The focus on both patent quantity and quality allows small, innovative organizations to sit alongside much larger household names. So while IBM and Hewlett-Packard head the Computer Systems category, there is room for smaller, cutting-edge (even controversial) companies such as D-Wave Systems, a developer of quantum computers. Similarly, in Semiconductor Manufacturing, Samsung Electronics and SanDisk Corp. lead the way, but the category also includes much smaller, specialist companies such as Intermolecular and Tela Innovations. The scorecard thus allows readers to see where leading organizations stand against their competitors, while also highlighting small organizations that may otherwise fail to gain recognition for their innovative technologies. (See “Constructing the Patent Power Scorecard” for a detailed description of our methodology and an explanation of the table headings.)

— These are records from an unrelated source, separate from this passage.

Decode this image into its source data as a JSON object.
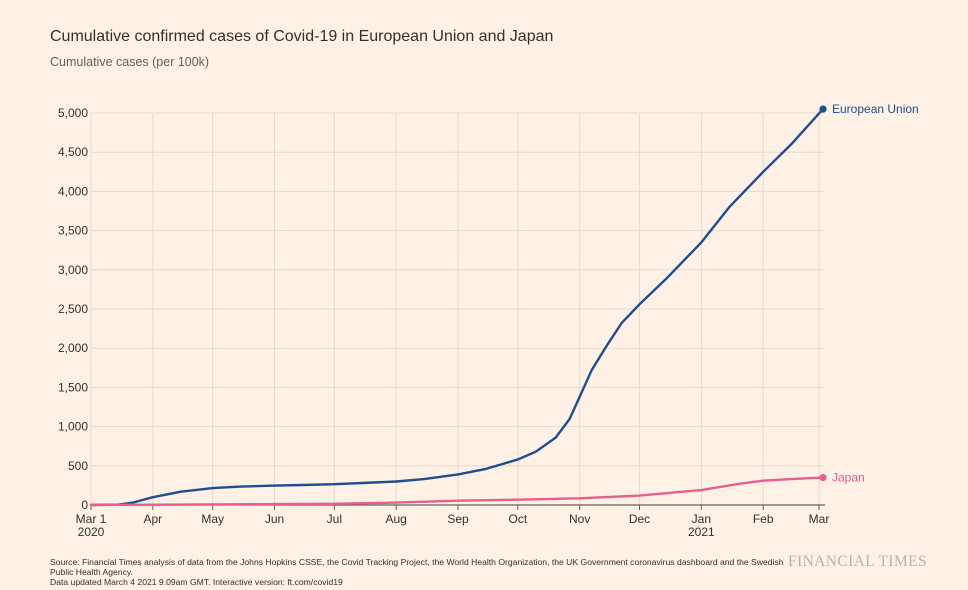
{
  "chart_data": {
    "type": "line",
    "title": "Cumulative confirmed cases of Covid-19 in European Union and Japan",
    "ylabel": "Cumulative cases (per 100k)",
    "xlabel": "",
    "ylim": [
      0,
      5000
    ],
    "yticks": [
      0,
      500,
      1000,
      1500,
      2000,
      2500,
      3000,
      3500,
      4000,
      4500,
      5000
    ],
    "ytick_labels": [
      "0",
      "500",
      "1,000",
      "1,500",
      "2,000",
      "2,500",
      "3,000",
      "3,500",
      "4,000",
      "4,500",
      "5,000"
    ],
    "xlim": [
      "2020-03-01",
      "2021-03-04"
    ],
    "xticks": [
      {
        "date": "2020-03-01",
        "label": "Mar 1",
        "sublabel": "2020"
      },
      {
        "date": "2020-04-01",
        "label": "Apr",
        "sublabel": ""
      },
      {
        "date": "2020-05-01",
        "label": "May",
        "sublabel": ""
      },
      {
        "date": "2020-06-01",
        "label": "Jun",
        "sublabel": ""
      },
      {
        "date": "2020-07-01",
        "label": "Jul",
        "sublabel": ""
      },
      {
        "date": "2020-08-01",
        "label": "Aug",
        "sublabel": ""
      },
      {
        "date": "2020-09-01",
        "label": "Sep",
        "sublabel": ""
      },
      {
        "date": "2020-10-01",
        "label": "Oct",
        "sublabel": ""
      },
      {
        "date": "2020-11-01",
        "label": "Nov",
        "sublabel": ""
      },
      {
        "date": "2020-12-01",
        "label": "Dec",
        "sublabel": ""
      },
      {
        "date": "2021-01-01",
        "label": "Jan",
        "sublabel": "2021"
      },
      {
        "date": "2021-02-01",
        "label": "Feb",
        "sublabel": ""
      },
      {
        "date": "2021-03-01",
        "label": "Mar",
        "sublabel": ""
      }
    ],
    "grid": true,
    "legend": "end-labels",
    "series": [
      {
        "name": "European Union",
        "color": "#1d4e8f",
        "points": [
          [
            "2020-03-01",
            0
          ],
          [
            "2020-03-15",
            5
          ],
          [
            "2020-03-22",
            30
          ],
          [
            "2020-04-01",
            100
          ],
          [
            "2020-04-15",
            170
          ],
          [
            "2020-05-01",
            215
          ],
          [
            "2020-05-15",
            235
          ],
          [
            "2020-06-01",
            248
          ],
          [
            "2020-06-15",
            255
          ],
          [
            "2020-07-01",
            265
          ],
          [
            "2020-07-15",
            280
          ],
          [
            "2020-08-01",
            300
          ],
          [
            "2020-08-15",
            330
          ],
          [
            "2020-09-01",
            390
          ],
          [
            "2020-09-15",
            460
          ],
          [
            "2020-10-01",
            580
          ],
          [
            "2020-10-10",
            680
          ],
          [
            "2020-10-20",
            860
          ],
          [
            "2020-10-27",
            1100
          ],
          [
            "2020-11-01",
            1380
          ],
          [
            "2020-11-07",
            1720
          ],
          [
            "2020-11-15",
            2050
          ],
          [
            "2020-11-22",
            2320
          ],
          [
            "2020-12-01",
            2560
          ],
          [
            "2020-12-15",
            2900
          ],
          [
            "2021-01-01",
            3350
          ],
          [
            "2021-01-15",
            3800
          ],
          [
            "2021-02-01",
            4250
          ],
          [
            "2021-02-15",
            4600
          ],
          [
            "2021-03-03",
            5050
          ]
        ]
      },
      {
        "name": "Japan",
        "color": "#e5608e",
        "points": [
          [
            "2020-03-01",
            0
          ],
          [
            "2020-04-15",
            5
          ],
          [
            "2020-06-01",
            12
          ],
          [
            "2020-07-01",
            15
          ],
          [
            "2020-08-01",
            30
          ],
          [
            "2020-09-01",
            55
          ],
          [
            "2020-10-01",
            68
          ],
          [
            "2020-11-01",
            85
          ],
          [
            "2020-12-01",
            120
          ],
          [
            "2021-01-01",
            190
          ],
          [
            "2021-01-20",
            270
          ],
          [
            "2021-02-01",
            310
          ],
          [
            "2021-02-15",
            330
          ],
          [
            "2021-03-03",
            350
          ]
        ]
      }
    ]
  },
  "source_text": "Source: Financial Times analysis of data from the Johns Hopkins CSSE, the Covid Tracking Project, the World Health Organization, the UK Government coronavirus dashboard and the Swedish Public Health Agency.",
  "updated_text": "Data updated March 4 2021 9.09am GMT. Interactive version: ft.com/covid19",
  "logo_text": "FINANCIAL TIMES",
  "colors": {
    "background": "#fff1e5",
    "grid": "#e6d9ce",
    "axis": "#66605c",
    "text": "#33302e"
  }
}
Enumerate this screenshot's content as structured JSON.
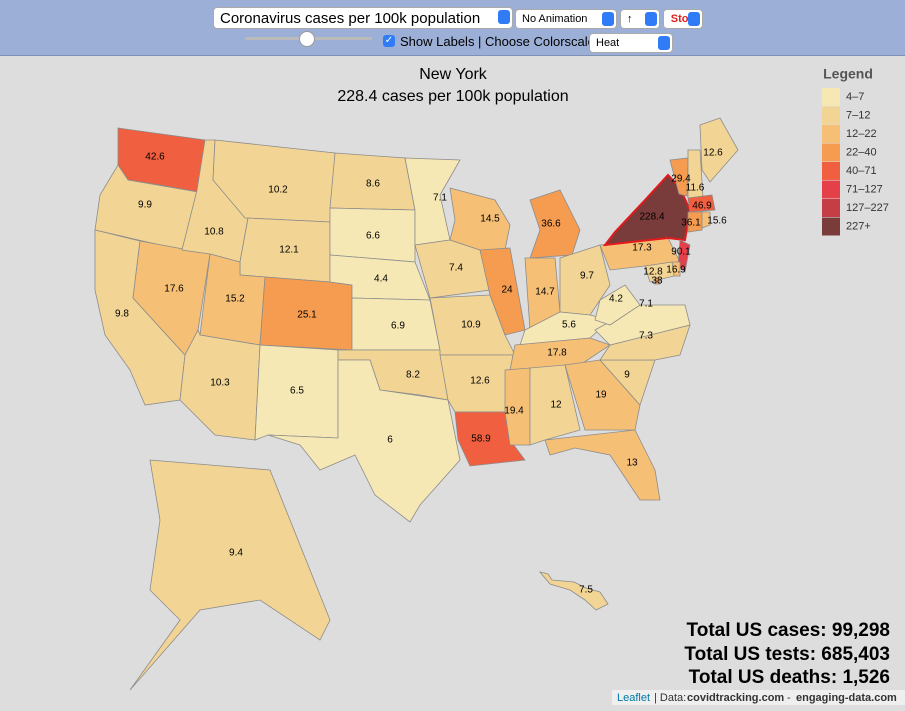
{
  "toolbar": {
    "metric": "Coronavirus cases per 100k population",
    "animation": "No Animation",
    "direction": "↑",
    "stop": "Stop",
    "show_labels": "Show Labels | Choose Colorscale:",
    "colorscale": "Heat"
  },
  "map": {
    "title": "New York",
    "subtitle": "228.4 cases per 100k population",
    "legend": {
      "title": "Legend",
      "entries": [
        {
          "label": "4–7",
          "color": "#f6e8b4"
        },
        {
          "label": "7–12",
          "color": "#f2d594"
        },
        {
          "label": "12–22",
          "color": "#f6bf76"
        },
        {
          "label": "22–40",
          "color": "#f59c50"
        },
        {
          "label": "40–71",
          "color": "#ef5f40"
        },
        {
          "label": "71–127",
          "color": "#e3404a"
        },
        {
          "label": "127–227",
          "color": "#c53d45"
        },
        {
          "label": "227+",
          "color": "#7a3b3b"
        }
      ]
    },
    "states": [
      {
        "value": 42.6,
        "color": "#ef5f40"
      },
      {
        "value": 9.9,
        "color": "#f2d594"
      },
      {
        "value": 9.8,
        "color": "#f2d594"
      },
      {
        "value": 17.6,
        "color": "#f6bf76"
      },
      {
        "value": 10.8,
        "color": "#f2d594"
      },
      {
        "value": 10.2,
        "color": "#f2d594"
      },
      {
        "value": 12.1,
        "color": "#f2d594"
      },
      {
        "value": 15.2,
        "color": "#f6bf76"
      },
      {
        "value": 25.1,
        "color": "#f59c50"
      },
      {
        "value": 10.3,
        "color": "#f2d594"
      },
      {
        "value": 6.5,
        "color": "#f6e8b4"
      },
      {
        "value": 8.6,
        "color": "#f2d594"
      },
      {
        "value": 6.6,
        "color": "#f6e8b4"
      },
      {
        "value": 4.4,
        "color": "#f6e8b4"
      },
      {
        "value": 6.9,
        "color": "#f6e8b4"
      },
      {
        "value": 8.2,
        "color": "#f2d594"
      },
      {
        "value": 6,
        "color": "#f6e8b4"
      },
      {
        "value": 7.1,
        "color": "#f6e8b4"
      },
      {
        "value": 7.4,
        "color": "#f2d594"
      },
      {
        "value": 10.9,
        "color": "#f2d594"
      },
      {
        "value": 12.6,
        "color": "#f2d594"
      },
      {
        "value": 58.9,
        "color": "#ef5f40"
      },
      {
        "value": 14.5,
        "color": "#f6bf76"
      },
      {
        "value": 24,
        "color": "#f59c50"
      },
      {
        "value": 36.6,
        "color": "#f59c50"
      },
      {
        "value": 14.7,
        "color": "#f6bf76"
      },
      {
        "value": 9.7,
        "color": "#f2d594"
      },
      {
        "value": 5.6,
        "color": "#f6e8b4"
      },
      {
        "value": 17.8,
        "color": "#f6bf76"
      },
      {
        "value": 19.4,
        "color": "#f6bf76"
      },
      {
        "value": 12,
        "color": "#f2d594"
      },
      {
        "value": 19,
        "color": "#f6bf76"
      },
      {
        "value": 13,
        "color": "#f6bf76"
      },
      {
        "value": 9,
        "color": "#f2d594"
      },
      {
        "value": 7.3,
        "color": "#f2d594"
      },
      {
        "value": 7.1,
        "color": "#f6e8b4"
      },
      {
        "value": 4.2,
        "color": "#f6e8b4"
      },
      {
        "value": 17.3,
        "color": "#f6bf76"
      },
      {
        "value": 228.4,
        "color": "#7a3b3b",
        "stroke": "#e31a1c"
      },
      {
        "value": 90.1,
        "color": "#e3404a"
      },
      {
        "value": 16.9,
        "color": "#f6bf76"
      },
      {
        "value": 12.8,
        "color": "#f2d594"
      },
      {
        "value": 38,
        "color": "#f59c50"
      },
      {
        "value": 29.4,
        "color": "#f59c50"
      },
      {
        "value": 11.6,
        "color": "#f2d594"
      },
      {
        "value": 12.6,
        "color": "#f2d594"
      },
      {
        "value": 46.9,
        "color": "#ef5f40"
      },
      {
        "value": 36.1,
        "color": "#f59c50"
      },
      {
        "value": 15.6,
        "color": "#f6bf76"
      },
      {
        "value": 9.4,
        "color": "#f2d594"
      },
      {
        "value": 7.5,
        "color": "#f2d594"
      }
    ],
    "totals": [
      "Total US cases: 99,298",
      "Total US tests: 685,403",
      "Total US deaths: 1,526"
    ],
    "attribution": {
      "link": "Leaflet",
      "text": "| Data:",
      "source1": "covidtracking.com",
      "separator": "-",
      "source2": "engaging-data.com"
    }
  }
}
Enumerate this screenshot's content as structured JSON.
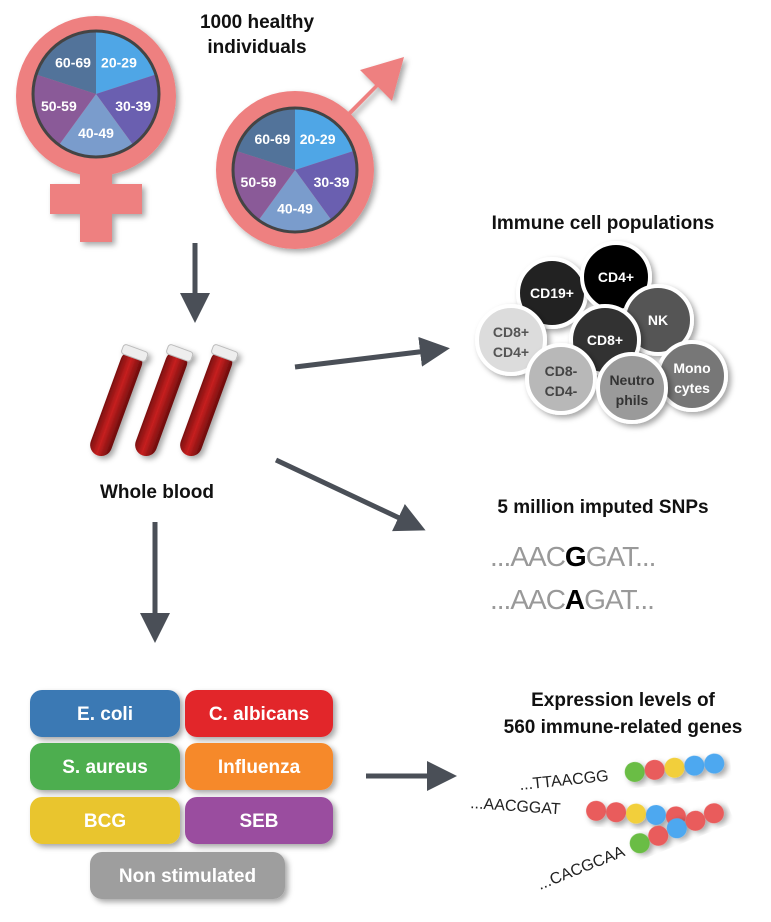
{
  "cohort": {
    "title_line1": "1000 healthy",
    "title_line2": "individuals",
    "age_groups": [
      "20-29",
      "30-39",
      "40-49",
      "50-59",
      "60-69"
    ],
    "age_colors": [
      "#4fa6e6",
      "#6a5fb0",
      "#7a9ccc",
      "#8a5a98",
      "#52739a"
    ],
    "symbol_color": "#ee8080"
  },
  "blood": {
    "label": "Whole blood"
  },
  "immune": {
    "title": "Immune cell populations",
    "cells": [
      {
        "l1": "CD19+",
        "l2": "",
        "fill": "#232323",
        "text": "#fff"
      },
      {
        "l1": "CD4+",
        "l2": "",
        "fill": "#050505",
        "text": "#fff"
      },
      {
        "l1": "NK",
        "l2": "",
        "fill": "#555555",
        "text": "#fff"
      },
      {
        "l1": "CD8+",
        "l2": "CD4+",
        "fill": "#dcdcdc",
        "text": "#555"
      },
      {
        "l1": "CD8+",
        "l2": "",
        "fill": "#333333",
        "text": "#fff"
      },
      {
        "l1": "Mono",
        "l2": "cytes",
        "fill": "#777777",
        "text": "#fff"
      },
      {
        "l1": "CD8-",
        "l2": "CD4-",
        "fill": "#b8b8b8",
        "text": "#444"
      },
      {
        "l1": "Neutro",
        "l2": "phils",
        "fill": "#9a9a9a",
        "text": "#333"
      }
    ]
  },
  "snps": {
    "title": "5 million imputed SNPs",
    "seq1": {
      "pre": "...AAC",
      "snp": "G",
      "post": "GAT..."
    },
    "seq2": {
      "pre": "...AAC",
      "snp": "A",
      "post": "GAT..."
    }
  },
  "stimuli": [
    {
      "label": "E. coli",
      "color": "#3a79b4"
    },
    {
      "label": "C. albicans",
      "color": "#e2272c"
    },
    {
      "label": "S. aureus",
      "color": "#4dae4f"
    },
    {
      "label": "Influenza",
      "color": "#f6892a"
    },
    {
      "label": "BCG",
      "color": "#e9c52f"
    },
    {
      "label": "SEB",
      "color": "#9a4d9f"
    },
    {
      "label": "Non stimulated",
      "color": "#9e9e9e"
    }
  ],
  "expression": {
    "title_line1": "Expression levels of",
    "title_line2": "560 immune-related genes",
    "genes": [
      {
        "seq": "...TTAACGG",
        "dots": [
          "#6bbd45",
          "#e95c5c",
          "#f2cf3b",
          "#4ea8f0",
          "#4ea8f0"
        ]
      },
      {
        "seq": "...AACGGAT",
        "dots": [
          "#e95c5c",
          "#e95c5c",
          "#f2cf3b",
          "#4ea8f0",
          "#e95c5c"
        ]
      },
      {
        "seq": "...CACGCAA",
        "dots": [
          "#6bbd45",
          "#e95c5c",
          "#4ea8f0",
          "#e95c5c",
          "#e95c5c"
        ]
      }
    ]
  }
}
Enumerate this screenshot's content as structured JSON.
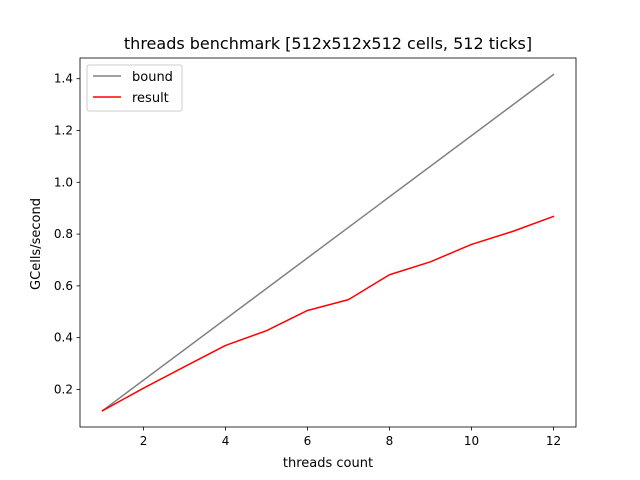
{
  "chart_data": {
    "type": "line",
    "title": "threads benchmark [512x512x512 cells, 512 ticks]",
    "xlabel": "threads count",
    "ylabel": "GCells/second",
    "xlim": [
      0.45,
      12.55
    ],
    "ylim": [
      0.055,
      1.48
    ],
    "xticks": [
      2,
      4,
      6,
      8,
      10,
      12
    ],
    "yticks": [
      0.2,
      0.4,
      0.6,
      0.8,
      1.0,
      1.2,
      1.4
    ],
    "ytick_labels": [
      "0.2",
      "0.4",
      "0.6",
      "0.8",
      "1.0",
      "1.2",
      "1.4"
    ],
    "grid": false,
    "legend_position": "top-left",
    "series": [
      {
        "name": "bound",
        "color": "#808080",
        "x": [
          1,
          12
        ],
        "y": [
          0.118,
          1.416
        ]
      },
      {
        "name": "result",
        "color": "#ff0000",
        "x": [
          1,
          2,
          3,
          4,
          5,
          6,
          7,
          8,
          9,
          10,
          11,
          12
        ],
        "y": [
          0.118,
          0.205,
          0.288,
          0.37,
          0.427,
          0.505,
          0.547,
          0.643,
          0.693,
          0.76,
          0.81,
          0.868
        ]
      }
    ]
  }
}
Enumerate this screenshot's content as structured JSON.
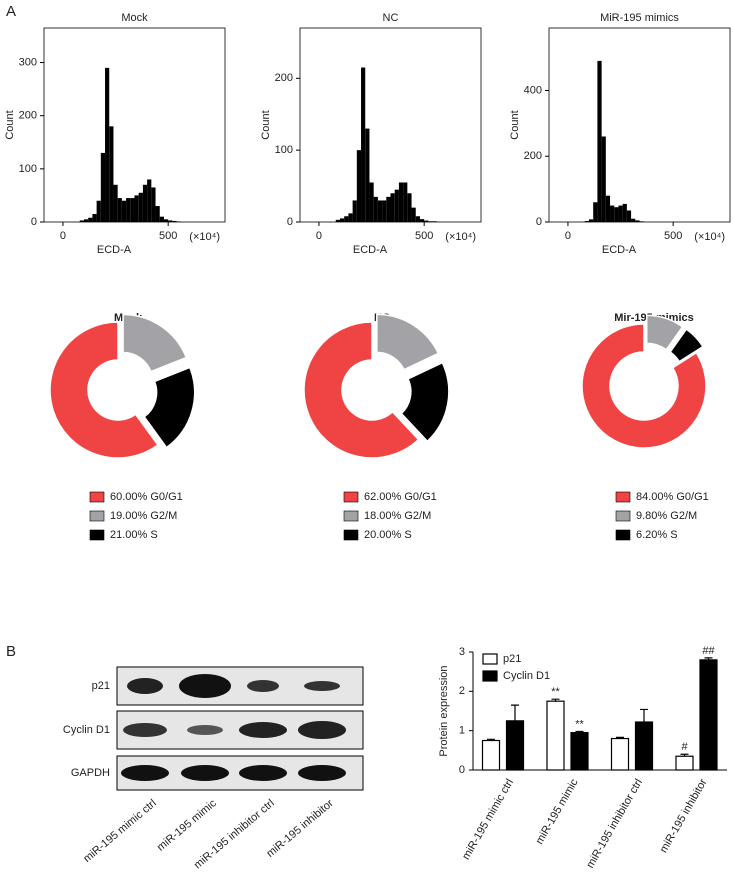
{
  "panels": [
    "A",
    "B"
  ],
  "blot": {
    "rows": [
      "p21",
      "Cyclin D1",
      "GAPDH"
    ],
    "lanes": [
      "miR-195 mimic ctrl",
      "miR-195 mimic",
      "miR-195 inhibitor ctrl",
      "miR-195 inhibitor"
    ]
  },
  "chart_data": [
    {
      "type": "histogram",
      "title": "Mock",
      "xlabel": "ECD-A",
      "x_unit": "(×10⁴)",
      "ylabel": "Count",
      "color": "#000000",
      "bins": [
        80,
        100,
        120,
        140,
        160,
        180,
        200,
        220,
        240,
        260,
        280,
        300,
        320,
        340,
        360,
        380,
        400,
        420,
        440,
        460,
        480,
        500,
        520,
        540,
        560,
        580
      ],
      "counts": [
        3,
        5,
        8,
        15,
        40,
        130,
        290,
        180,
        70,
        45,
        40,
        45,
        45,
        50,
        55,
        70,
        80,
        65,
        30,
        10,
        5,
        3,
        2,
        1,
        0
      ],
      "xlim": [
        -90,
        770
      ],
      "xticks": [
        0,
        500
      ],
      "ylim": [
        0,
        365
      ],
      "yticks": [
        0,
        100,
        200,
        300
      ]
    },
    {
      "type": "histogram",
      "title": "NC",
      "xlabel": "ECD-A",
      "x_unit": "(×10⁴)",
      "ylabel": "Count",
      "color": "#000000",
      "bins": [
        80,
        100,
        120,
        140,
        160,
        180,
        200,
        220,
        240,
        260,
        280,
        300,
        320,
        340,
        360,
        380,
        400,
        420,
        440,
        460,
        480,
        500,
        520,
        540,
        560,
        580
      ],
      "counts": [
        3,
        5,
        8,
        12,
        30,
        100,
        215,
        130,
        55,
        35,
        30,
        30,
        35,
        40,
        45,
        55,
        55,
        40,
        20,
        8,
        4,
        2,
        1,
        1,
        0
      ],
      "xlim": [
        -90,
        770
      ],
      "xticks": [
        0,
        500
      ],
      "ylim": [
        0,
        270
      ],
      "yticks": [
        0,
        100,
        200
      ]
    },
    {
      "type": "histogram",
      "title": "MiR-195 mimics",
      "xlabel": "ECD-A",
      "x_unit": "(×10⁴)",
      "ylabel": "Count",
      "color": "#000000",
      "bins": [
        80,
        100,
        120,
        140,
        160,
        180,
        200,
        220,
        240,
        260,
        280,
        300,
        320,
        340,
        360,
        380,
        400,
        420,
        440,
        460,
        480,
        500,
        520,
        540,
        560,
        580
      ],
      "counts": [
        3,
        8,
        60,
        490,
        260,
        80,
        50,
        45,
        50,
        55,
        35,
        10,
        5,
        2,
        0,
        0,
        0,
        0,
        0,
        0,
        0,
        0,
        0,
        0,
        0
      ],
      "xlim": [
        -90,
        770
      ],
      "xticks": [
        0,
        500
      ],
      "ylim": [
        0,
        590
      ],
      "yticks": [
        0,
        200,
        400
      ]
    },
    {
      "type": "donut",
      "title": "Mock",
      "categories": [
        "G0/G1",
        "G2/M",
        "S"
      ],
      "values": [
        60,
        19,
        21
      ],
      "value_labels": [
        "60.00%",
        "19.00%",
        "21.00%"
      ],
      "colors": [
        "#f04444",
        "#a3a3a7",
        "#000000"
      ]
    },
    {
      "type": "donut",
      "title": "NC",
      "categories": [
        "G0/G1",
        "G2/M",
        "S"
      ],
      "values": [
        62,
        18,
        20
      ],
      "value_labels": [
        "62.00%",
        "18.00%",
        "20.00%"
      ],
      "colors": [
        "#f04444",
        "#a3a3a7",
        "#000000"
      ]
    },
    {
      "type": "donut",
      "title": "Mir-195 mimics",
      "categories": [
        "G0/G1",
        "G2/M",
        "S"
      ],
      "values": [
        84,
        9.8,
        6.2
      ],
      "value_labels": [
        "84.00%",
        "9.80%",
        "6.20%"
      ],
      "colors": [
        "#f04444",
        "#a3a3a7",
        "#000000"
      ]
    },
    {
      "type": "bar",
      "ylabel": "Protein expression",
      "categories": [
        "miR-195 mimic ctrl",
        "miR-195 mimic",
        "miR-195 inhibitor ctrl",
        "miR-195 inhibitor"
      ],
      "series": [
        {
          "name": "p21",
          "color": "#ffffff",
          "values": [
            0.75,
            1.75,
            0.8,
            0.35
          ],
          "errors": [
            0.03,
            0.05,
            0.03,
            0.05
          ]
        },
        {
          "name": "Cyclin D1",
          "color": "#000000",
          "values": [
            1.25,
            0.95,
            1.22,
            2.8
          ],
          "errors": [
            0.4,
            0.03,
            0.32,
            0.05
          ]
        }
      ],
      "ylim": [
        0,
        3
      ],
      "yticks": [
        0,
        1,
        2,
        3
      ],
      "annotations": [
        "**",
        "**",
        "#",
        "##"
      ]
    }
  ]
}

Beyond the new entrants mentioned above, what are the highlights to look for in this year’s scorecard? Last year, we showcased the rise of Apple to the top of the Electronics category, despite its relatively small patent portfolio. Apple wasn’t able to hold on to the top spot this year, falling to third behind Canon and Hon Hai Precision Industry Co. (Foxconn), but is still punching well above its weight given the much larger patent portfolios surrounding it. Meanwhile, Google, one of Apple’s main rivals in the smartphone patent wars, continues to strengthen its patent portfolio, knocking Yahoo off the top of the Communication/Internet Services category.
We also saw significant moves from BAE Systems (17th to 4th in Aerospace and Defense), Juniper Networks (8th to 4th in the otherwise relatively stable Communication/Internet Equipment), and Citrix Systems (12th to 2nd in Computer Software, behind only Microsoft).
Update: Due to a categorization error, in an earlier version of this scorecard Ruckus Wireless Inc. was ranked in the Communication/Internet Equipment scorecard, rather than appearing in the Communication/Internet Services scorecard. The scorecards now reflect the correct categories and rankings.